Types of Mortgage Lenders
Author: Skia
Category: Financial Market, Real Estate
Mortgage Bankers
Mortgage Bankers are essentially lenders that originate, service, and sell their loans in pools to investors such as Freddie Mac and Fannie Mae. They finance the loans with their own funds, but quickly sell them off on the secondary market. They essentially act as a liaison between lenders and borrowers. Countrywide and Wells Fargo are among the largest mortgage bankers in the United States.
Portfolio Lenders
Portfolio Lenders originate and fund their own loans, and may service them for the entire life of the loan. Because they offer deposit accounts to consumers, they are able to hold onto the loans they fund. They are also able to offer more flexibility in loan products and programs because they don’t need to adhere to the guidelines of secondary market buyers. Once their loans are serviced and paid for on time for at least a year, they are considered “seasoned” and can be sold on the secondary market more easily. Washington Mutual is an example of a portfolio lender.
Correspondents
Correspondents originate and fund loans in their own name, then sell them off to larger lenders, who in turn service them, or sell them on the secondary market. The loans can be underwritten by the correspondent, but the loan programs are usually based on terms approved by the larger lender, or “sponsor”. Correspondents usually have a array of products from different sponsors, and act as an extension for those larger lenders. In other words, a small correspondent lender may resell Wells Fargo products or Countrywide products under their own name.
Direct Lenders
A direct lender is simply a bank or lender that works directly with a homeowner, with no need for a middleman or broker. Mortgage bankers and portfolio lenders usually fall under this category if they have retail institutions. Examples include Washington Mutual, Wells Fargo and Bank of America.
Wholesale Lenders
Wholesale Lenders are similar to mortgage bankers in that they originate and service loans, and sell them on secondary markets. Most mortgage bankers have wholesale and retail divisions, although wholesale lenders can be independent entities as well.

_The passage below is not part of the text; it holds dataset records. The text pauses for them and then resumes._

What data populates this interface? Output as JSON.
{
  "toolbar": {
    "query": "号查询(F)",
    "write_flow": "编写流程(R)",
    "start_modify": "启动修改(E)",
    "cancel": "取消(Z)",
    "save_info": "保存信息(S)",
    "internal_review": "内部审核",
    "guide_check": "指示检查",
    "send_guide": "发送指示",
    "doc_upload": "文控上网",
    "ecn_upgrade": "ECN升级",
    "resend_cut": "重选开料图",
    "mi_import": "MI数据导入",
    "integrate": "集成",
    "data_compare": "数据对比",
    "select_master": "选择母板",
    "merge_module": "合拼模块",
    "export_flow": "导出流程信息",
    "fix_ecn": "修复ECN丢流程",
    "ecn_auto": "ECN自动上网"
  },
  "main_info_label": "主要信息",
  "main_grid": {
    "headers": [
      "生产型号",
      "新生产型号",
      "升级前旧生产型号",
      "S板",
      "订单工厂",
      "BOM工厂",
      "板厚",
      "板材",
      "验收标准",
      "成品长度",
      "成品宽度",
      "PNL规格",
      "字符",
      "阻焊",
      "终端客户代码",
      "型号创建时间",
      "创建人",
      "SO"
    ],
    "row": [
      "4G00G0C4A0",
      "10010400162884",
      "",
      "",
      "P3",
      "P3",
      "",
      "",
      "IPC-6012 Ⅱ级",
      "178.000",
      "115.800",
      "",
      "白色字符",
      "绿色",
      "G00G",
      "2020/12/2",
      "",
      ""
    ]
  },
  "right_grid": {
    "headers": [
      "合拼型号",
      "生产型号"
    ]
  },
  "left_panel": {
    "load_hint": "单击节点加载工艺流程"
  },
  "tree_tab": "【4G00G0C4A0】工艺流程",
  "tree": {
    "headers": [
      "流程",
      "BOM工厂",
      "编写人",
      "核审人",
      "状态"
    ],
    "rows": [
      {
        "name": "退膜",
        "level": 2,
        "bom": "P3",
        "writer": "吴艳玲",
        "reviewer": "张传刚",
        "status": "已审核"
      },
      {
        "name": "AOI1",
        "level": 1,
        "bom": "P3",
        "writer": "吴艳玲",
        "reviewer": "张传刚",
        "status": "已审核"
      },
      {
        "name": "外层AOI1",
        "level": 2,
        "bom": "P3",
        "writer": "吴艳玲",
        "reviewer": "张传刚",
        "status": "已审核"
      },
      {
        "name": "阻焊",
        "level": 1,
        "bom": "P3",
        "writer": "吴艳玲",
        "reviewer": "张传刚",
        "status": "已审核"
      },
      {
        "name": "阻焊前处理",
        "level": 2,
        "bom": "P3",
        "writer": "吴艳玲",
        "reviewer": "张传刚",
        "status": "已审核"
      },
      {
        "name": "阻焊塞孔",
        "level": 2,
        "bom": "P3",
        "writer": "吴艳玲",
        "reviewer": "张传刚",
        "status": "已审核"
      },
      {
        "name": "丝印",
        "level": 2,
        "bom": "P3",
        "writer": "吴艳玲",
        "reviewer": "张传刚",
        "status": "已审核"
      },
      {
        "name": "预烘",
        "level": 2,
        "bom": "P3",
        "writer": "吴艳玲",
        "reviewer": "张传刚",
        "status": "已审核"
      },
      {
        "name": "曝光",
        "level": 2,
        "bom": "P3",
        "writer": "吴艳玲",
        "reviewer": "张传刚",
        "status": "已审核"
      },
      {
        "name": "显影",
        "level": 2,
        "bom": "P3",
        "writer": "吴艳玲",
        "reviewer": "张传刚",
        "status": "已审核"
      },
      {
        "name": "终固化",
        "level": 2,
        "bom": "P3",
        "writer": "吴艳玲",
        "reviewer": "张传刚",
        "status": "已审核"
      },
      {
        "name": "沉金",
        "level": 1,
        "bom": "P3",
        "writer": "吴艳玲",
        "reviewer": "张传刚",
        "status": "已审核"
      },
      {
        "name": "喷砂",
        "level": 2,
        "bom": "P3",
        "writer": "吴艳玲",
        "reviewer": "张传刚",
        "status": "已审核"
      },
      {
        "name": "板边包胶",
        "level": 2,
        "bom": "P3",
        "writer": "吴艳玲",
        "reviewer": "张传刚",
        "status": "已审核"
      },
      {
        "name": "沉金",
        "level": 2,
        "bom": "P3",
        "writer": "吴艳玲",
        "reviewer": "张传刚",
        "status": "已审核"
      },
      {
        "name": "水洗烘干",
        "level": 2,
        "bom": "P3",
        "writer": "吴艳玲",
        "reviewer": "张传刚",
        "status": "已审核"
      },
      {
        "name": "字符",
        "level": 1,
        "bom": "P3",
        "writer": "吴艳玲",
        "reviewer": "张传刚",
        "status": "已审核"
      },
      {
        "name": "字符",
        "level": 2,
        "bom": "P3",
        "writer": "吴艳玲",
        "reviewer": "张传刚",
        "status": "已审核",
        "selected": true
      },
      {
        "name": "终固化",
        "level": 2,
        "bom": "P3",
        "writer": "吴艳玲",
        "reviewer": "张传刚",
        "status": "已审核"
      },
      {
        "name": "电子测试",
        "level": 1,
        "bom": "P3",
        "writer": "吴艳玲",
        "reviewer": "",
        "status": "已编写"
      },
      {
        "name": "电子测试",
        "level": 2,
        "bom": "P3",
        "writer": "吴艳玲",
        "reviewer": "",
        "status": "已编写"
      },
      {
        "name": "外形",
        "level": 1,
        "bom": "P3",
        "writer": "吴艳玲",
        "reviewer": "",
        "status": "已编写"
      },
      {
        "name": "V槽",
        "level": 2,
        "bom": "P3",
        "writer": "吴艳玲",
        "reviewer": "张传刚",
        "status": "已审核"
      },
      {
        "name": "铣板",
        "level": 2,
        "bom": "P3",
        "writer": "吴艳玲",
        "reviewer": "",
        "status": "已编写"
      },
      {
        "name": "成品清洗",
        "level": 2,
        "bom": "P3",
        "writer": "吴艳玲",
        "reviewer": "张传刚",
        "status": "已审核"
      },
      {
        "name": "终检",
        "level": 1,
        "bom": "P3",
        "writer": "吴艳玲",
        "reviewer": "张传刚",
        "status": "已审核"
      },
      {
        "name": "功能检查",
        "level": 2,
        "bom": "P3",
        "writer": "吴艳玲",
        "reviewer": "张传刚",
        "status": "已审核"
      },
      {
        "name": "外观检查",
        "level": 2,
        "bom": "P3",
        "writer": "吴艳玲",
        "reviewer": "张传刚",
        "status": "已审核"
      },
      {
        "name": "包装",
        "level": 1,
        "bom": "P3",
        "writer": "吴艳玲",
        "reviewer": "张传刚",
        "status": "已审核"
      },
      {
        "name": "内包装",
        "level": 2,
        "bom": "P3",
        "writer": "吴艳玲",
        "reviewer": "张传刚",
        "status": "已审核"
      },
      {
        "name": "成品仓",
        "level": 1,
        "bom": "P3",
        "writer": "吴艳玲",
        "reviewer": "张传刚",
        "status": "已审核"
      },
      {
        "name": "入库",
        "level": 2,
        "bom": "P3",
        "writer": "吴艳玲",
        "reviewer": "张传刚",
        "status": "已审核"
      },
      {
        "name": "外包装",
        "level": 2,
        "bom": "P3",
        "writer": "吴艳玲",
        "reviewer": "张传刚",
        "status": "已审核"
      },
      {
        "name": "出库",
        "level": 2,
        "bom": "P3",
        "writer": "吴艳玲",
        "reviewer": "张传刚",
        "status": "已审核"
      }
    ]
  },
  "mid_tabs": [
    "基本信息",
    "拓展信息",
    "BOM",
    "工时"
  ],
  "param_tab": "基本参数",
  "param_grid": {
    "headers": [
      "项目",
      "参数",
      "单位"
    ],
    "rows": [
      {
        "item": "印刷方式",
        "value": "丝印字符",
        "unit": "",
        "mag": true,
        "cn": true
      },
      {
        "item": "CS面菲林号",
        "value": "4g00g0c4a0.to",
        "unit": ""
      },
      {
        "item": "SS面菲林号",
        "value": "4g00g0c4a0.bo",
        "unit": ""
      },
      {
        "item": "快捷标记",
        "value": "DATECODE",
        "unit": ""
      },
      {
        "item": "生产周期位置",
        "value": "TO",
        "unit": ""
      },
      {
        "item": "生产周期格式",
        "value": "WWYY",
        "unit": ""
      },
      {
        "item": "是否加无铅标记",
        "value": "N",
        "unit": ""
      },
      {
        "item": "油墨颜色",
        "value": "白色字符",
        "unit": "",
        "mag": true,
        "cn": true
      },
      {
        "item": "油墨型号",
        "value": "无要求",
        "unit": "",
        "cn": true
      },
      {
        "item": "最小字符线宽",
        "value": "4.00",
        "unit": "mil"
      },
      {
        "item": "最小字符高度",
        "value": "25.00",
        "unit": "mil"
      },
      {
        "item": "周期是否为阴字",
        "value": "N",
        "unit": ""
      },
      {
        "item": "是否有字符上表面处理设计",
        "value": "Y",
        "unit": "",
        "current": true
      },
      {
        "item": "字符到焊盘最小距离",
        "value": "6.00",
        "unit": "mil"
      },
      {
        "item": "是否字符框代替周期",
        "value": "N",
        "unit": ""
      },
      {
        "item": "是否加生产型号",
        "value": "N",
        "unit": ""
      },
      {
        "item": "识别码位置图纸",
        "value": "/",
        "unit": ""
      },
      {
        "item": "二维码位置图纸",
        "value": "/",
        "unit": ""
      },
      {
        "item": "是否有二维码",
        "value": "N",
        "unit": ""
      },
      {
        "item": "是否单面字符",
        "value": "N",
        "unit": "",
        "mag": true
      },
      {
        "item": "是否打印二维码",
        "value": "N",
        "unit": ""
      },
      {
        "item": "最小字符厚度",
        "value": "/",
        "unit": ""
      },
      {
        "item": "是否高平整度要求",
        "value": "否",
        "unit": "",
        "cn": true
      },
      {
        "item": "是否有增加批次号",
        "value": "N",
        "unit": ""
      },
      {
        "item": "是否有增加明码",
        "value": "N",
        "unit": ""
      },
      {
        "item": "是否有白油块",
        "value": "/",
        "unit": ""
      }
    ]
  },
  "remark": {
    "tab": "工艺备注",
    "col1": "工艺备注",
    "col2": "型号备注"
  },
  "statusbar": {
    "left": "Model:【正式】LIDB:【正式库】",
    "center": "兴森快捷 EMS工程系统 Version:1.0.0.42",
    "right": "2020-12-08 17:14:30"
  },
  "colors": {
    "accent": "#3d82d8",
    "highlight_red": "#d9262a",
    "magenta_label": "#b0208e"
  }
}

A wholesale lender works with independent brokers and loan officers to originate loans. Brokers and loan officers work on the retail end with borrowers, and once they secure a deal, they send that deal to a wholesale lender for underwriting and processing. The wholesale lender will fund the loan, and usually sell it on the secondary market within a month or two. Wholesale lenders have lower rates than retail rates because brokers can manipulate the rate based on their yield-spread-premium.
Mortgage Brokers
Mortgage Brokers work independently with banks and lenders, and borrowers, and need to be licensed. They usually run small shops in mini-malls or corporate space. Their job is to contact borrowers and bring in potential deals. Once they have a deal, they can send it to a mortgage bank or a wholesale lender. They will need to process the loan once it is approved, and can negotiate pricing with the bank or lender to receive a rebate. Mortgage brokers will form partnerships with realtors to ensure a steady stream of new business.
Loan Officers
Loan officers work under brokers, and basically do the same thing a broker would do, except they don’t need to be licensed. They will solicit borrowers using direct mail, telemarketing, and similar practices. Brokers usually equip them with office supplies and leads, and each take a split of the total commission. They don’t need any experience, so take caution when one solicits you.